On sera très sensible aux accents pascaliens de ce passage de Malebranche.

En effet, le terme de "divertissement" à le même sens pour les deux penseurs français. Question 1 Dans une première partie (jusqu'à « observations laborieuses »), Malebranche formule sa thèse : les hommes ne sont pas faits pour se consacrer aux sciences.

Il se réfère implicitement à l'idée de nature humaine, comme en témoigne l'expression « ne sont pas nés pour » la nature (nascior, naître en latin) d'un être correspond précisément à ce pour quoi il est fait (la nature de l'oeil est de voir, du cheval de galoper...).

Ce ne serait donc pas forcer le texte outre mesure que d'affirmer que, pour Malebranche, les sciences sont contre nature, d'où leur caractère « inutile » et « laborieux ». Dans une deuxième partie (jusqu'à « et plus heureux »), Malebranche prouve sa thèse.

Il s'agit d'un raisonnement par l'absurde (on part de la thèse adverse pour la réfuter) que l'on peut recomposer ainsi : si l'homme avait comme vocation naturelle de faire des sciences, alors cette pratique l'accomplirait, il serait grâce à elle heureux et sage.
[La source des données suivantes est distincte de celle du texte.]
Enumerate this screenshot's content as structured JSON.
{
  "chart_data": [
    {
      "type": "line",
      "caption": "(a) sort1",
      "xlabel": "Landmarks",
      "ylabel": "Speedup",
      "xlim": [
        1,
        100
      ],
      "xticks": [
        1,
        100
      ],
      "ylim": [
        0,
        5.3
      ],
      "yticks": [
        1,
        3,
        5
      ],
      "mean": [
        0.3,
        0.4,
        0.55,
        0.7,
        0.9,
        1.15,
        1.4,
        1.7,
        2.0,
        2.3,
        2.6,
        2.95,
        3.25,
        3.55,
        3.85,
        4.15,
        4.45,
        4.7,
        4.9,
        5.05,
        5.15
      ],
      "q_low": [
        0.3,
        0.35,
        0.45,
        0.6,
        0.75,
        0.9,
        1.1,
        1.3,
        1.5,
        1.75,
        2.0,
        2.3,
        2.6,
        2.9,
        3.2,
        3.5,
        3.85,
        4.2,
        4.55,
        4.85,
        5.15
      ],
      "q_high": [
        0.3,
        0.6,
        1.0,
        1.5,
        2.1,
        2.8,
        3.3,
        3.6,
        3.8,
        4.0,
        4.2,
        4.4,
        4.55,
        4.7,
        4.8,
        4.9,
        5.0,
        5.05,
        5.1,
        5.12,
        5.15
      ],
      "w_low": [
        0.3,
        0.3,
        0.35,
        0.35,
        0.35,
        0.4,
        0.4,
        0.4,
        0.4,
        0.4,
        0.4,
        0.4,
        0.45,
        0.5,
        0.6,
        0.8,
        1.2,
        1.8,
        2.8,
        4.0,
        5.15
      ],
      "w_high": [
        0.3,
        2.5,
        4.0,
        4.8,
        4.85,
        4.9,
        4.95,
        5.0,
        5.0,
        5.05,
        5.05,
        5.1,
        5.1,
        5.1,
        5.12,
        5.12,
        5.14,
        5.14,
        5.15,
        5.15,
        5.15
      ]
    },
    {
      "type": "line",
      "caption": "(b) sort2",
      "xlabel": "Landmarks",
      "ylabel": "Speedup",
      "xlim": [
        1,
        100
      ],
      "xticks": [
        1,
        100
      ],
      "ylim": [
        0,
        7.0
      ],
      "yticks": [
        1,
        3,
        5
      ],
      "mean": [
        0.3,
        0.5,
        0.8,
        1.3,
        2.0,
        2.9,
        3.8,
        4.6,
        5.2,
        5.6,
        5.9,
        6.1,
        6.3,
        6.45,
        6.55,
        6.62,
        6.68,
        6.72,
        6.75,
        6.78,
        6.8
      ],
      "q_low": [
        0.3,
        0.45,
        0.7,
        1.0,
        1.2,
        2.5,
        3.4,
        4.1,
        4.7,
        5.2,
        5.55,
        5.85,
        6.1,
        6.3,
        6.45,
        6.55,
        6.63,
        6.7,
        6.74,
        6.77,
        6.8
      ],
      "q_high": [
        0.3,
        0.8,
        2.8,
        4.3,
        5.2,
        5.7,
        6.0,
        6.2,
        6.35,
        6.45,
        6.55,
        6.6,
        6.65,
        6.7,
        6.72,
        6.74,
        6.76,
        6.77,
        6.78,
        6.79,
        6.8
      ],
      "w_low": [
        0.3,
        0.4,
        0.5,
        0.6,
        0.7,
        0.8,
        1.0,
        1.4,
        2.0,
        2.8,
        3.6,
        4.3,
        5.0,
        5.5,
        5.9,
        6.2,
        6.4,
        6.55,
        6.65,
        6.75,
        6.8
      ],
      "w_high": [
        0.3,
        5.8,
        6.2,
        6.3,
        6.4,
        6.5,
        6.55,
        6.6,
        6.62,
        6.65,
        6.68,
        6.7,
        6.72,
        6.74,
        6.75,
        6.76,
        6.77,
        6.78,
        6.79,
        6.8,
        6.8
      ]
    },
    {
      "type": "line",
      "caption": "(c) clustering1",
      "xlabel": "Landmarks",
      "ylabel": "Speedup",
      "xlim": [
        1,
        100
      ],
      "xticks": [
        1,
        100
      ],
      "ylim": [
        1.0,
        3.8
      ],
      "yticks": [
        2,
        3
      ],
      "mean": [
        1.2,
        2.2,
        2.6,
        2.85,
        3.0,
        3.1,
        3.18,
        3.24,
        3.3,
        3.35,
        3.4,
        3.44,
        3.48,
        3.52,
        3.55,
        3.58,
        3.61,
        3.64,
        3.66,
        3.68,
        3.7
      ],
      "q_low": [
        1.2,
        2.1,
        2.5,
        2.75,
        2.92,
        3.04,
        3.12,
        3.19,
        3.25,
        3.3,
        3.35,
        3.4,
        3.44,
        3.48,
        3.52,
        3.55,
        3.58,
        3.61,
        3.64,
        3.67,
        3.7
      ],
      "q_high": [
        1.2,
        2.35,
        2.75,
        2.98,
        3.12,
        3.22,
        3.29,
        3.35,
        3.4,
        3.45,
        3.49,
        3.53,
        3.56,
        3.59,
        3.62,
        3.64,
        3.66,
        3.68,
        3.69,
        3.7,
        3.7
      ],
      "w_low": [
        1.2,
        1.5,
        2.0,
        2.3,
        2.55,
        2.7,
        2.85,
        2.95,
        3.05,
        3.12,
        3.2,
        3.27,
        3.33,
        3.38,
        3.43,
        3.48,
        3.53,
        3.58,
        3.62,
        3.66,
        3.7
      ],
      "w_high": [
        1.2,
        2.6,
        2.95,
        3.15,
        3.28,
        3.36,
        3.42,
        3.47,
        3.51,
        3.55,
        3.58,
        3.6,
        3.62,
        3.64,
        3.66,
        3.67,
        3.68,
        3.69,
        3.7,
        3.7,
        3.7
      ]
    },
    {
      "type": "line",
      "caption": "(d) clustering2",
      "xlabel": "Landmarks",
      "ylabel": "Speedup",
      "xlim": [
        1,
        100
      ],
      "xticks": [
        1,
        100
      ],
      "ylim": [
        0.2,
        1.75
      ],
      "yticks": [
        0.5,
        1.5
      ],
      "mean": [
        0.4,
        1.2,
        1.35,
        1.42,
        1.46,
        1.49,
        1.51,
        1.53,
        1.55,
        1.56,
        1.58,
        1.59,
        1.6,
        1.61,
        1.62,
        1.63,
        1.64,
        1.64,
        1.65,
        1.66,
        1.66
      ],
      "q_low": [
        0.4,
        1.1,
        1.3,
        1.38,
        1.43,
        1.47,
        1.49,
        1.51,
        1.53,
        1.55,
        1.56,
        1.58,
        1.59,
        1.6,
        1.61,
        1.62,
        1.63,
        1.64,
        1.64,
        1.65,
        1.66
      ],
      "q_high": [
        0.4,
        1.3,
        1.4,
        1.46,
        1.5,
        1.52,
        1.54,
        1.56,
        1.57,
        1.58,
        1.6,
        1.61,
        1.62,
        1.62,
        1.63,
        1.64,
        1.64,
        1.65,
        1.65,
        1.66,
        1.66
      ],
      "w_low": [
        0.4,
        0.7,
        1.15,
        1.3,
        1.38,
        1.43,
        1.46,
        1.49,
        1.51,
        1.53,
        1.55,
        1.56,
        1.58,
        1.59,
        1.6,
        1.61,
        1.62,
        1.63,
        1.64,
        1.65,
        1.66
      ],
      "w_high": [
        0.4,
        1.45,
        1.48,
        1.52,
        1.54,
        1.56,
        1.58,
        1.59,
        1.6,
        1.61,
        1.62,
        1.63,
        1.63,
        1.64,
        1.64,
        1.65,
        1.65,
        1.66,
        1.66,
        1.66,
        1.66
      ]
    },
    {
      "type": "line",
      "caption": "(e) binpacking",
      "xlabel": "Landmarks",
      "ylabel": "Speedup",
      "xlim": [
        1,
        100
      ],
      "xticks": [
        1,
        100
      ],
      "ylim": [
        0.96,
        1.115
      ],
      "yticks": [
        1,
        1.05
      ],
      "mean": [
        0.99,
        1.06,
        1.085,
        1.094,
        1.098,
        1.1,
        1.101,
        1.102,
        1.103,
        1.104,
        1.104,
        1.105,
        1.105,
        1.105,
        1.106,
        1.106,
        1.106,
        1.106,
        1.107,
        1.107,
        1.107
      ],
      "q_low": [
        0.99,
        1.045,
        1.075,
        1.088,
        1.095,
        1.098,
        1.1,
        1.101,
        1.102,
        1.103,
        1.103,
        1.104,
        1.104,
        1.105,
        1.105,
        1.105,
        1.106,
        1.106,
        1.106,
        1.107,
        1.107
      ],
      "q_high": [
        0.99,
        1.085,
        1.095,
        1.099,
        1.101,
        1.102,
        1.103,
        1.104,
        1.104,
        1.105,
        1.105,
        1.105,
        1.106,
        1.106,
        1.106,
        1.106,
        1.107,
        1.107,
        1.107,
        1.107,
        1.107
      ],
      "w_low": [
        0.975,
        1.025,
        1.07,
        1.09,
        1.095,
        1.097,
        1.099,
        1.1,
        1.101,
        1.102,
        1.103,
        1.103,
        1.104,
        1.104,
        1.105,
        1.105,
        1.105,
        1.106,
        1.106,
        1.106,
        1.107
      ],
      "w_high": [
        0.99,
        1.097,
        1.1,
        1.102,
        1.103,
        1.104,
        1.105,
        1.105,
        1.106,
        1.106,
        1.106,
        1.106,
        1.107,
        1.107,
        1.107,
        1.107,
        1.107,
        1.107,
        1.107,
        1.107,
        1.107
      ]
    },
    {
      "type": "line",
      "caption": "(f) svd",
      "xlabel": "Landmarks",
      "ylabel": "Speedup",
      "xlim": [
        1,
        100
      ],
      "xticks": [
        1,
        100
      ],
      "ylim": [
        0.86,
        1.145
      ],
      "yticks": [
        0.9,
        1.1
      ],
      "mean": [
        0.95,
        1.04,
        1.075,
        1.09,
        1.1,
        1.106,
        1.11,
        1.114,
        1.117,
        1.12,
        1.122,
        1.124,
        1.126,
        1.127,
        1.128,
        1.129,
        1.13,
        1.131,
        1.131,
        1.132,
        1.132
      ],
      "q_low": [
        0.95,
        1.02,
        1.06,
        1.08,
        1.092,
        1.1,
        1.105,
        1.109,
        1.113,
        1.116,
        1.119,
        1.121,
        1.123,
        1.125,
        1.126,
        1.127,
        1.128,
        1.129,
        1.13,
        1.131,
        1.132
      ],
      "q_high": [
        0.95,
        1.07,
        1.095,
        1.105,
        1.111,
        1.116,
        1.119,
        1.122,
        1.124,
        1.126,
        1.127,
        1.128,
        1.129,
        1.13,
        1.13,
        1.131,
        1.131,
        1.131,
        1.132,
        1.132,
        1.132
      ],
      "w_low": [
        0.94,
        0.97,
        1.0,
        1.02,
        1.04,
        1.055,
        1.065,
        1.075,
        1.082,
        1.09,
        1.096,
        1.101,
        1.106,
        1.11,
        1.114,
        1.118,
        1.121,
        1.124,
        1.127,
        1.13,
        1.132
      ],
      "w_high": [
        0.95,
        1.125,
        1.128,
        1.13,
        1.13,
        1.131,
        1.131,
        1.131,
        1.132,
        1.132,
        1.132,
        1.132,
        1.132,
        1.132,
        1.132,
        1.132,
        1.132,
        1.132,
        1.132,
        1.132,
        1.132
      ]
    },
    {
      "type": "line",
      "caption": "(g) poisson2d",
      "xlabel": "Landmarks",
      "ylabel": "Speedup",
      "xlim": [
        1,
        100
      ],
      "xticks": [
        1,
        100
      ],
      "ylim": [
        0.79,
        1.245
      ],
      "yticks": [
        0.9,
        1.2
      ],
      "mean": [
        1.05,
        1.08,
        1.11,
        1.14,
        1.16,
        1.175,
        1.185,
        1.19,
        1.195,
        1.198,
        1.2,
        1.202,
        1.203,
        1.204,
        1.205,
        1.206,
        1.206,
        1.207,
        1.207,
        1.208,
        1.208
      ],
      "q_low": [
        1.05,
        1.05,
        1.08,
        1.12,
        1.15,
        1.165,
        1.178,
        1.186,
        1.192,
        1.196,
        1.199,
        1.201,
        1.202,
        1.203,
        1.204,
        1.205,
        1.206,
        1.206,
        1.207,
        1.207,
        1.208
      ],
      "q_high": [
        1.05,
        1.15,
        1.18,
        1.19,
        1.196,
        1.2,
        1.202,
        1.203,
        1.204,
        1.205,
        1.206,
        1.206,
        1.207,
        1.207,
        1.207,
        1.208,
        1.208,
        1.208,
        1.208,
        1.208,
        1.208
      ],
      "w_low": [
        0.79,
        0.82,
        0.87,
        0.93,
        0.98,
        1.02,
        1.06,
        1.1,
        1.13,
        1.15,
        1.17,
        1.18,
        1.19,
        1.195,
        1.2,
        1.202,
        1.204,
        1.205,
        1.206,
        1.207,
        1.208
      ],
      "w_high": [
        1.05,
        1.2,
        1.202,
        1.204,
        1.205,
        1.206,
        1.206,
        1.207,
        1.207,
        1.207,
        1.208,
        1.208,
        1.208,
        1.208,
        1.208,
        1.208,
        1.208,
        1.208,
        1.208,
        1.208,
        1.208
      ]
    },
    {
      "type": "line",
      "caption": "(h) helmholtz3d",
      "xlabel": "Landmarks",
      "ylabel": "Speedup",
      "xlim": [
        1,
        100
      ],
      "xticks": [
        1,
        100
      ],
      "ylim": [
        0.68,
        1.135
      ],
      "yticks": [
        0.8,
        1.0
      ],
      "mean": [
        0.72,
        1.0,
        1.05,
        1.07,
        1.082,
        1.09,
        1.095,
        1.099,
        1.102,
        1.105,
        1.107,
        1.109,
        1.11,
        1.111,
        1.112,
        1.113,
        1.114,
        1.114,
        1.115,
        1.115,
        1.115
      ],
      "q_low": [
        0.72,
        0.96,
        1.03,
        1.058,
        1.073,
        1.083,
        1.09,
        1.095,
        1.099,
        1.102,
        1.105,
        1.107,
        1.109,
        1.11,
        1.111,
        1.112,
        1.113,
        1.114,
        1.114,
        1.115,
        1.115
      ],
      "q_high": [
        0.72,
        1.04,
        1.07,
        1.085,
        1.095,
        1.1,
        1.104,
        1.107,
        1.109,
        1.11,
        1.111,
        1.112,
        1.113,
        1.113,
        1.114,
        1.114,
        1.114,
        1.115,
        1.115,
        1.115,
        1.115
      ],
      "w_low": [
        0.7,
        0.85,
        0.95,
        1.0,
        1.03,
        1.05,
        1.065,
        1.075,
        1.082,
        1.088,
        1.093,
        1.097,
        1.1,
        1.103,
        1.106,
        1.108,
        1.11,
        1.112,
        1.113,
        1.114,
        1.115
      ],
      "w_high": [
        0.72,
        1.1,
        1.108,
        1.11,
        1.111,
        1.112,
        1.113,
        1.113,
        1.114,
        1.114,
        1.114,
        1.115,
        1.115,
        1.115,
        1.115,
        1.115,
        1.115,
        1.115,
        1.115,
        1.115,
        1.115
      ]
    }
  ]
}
Or c'est un fait que la pratique des sciences ne rend ni plus sage, ni plus heureux.

Donc les hommes ne sont pas nés pour les sciences. Dans une troisième courte partie (jusqu'à « servitude »), il répond par anticipation à une objection possible : c'est un fait tout aussi établi que la compétence scientifique permet de jouir d'un certain pouvoir auprès des hommes.

On attend beaucoup de ceux qui ont la réputation d'en savoir plus que les autres.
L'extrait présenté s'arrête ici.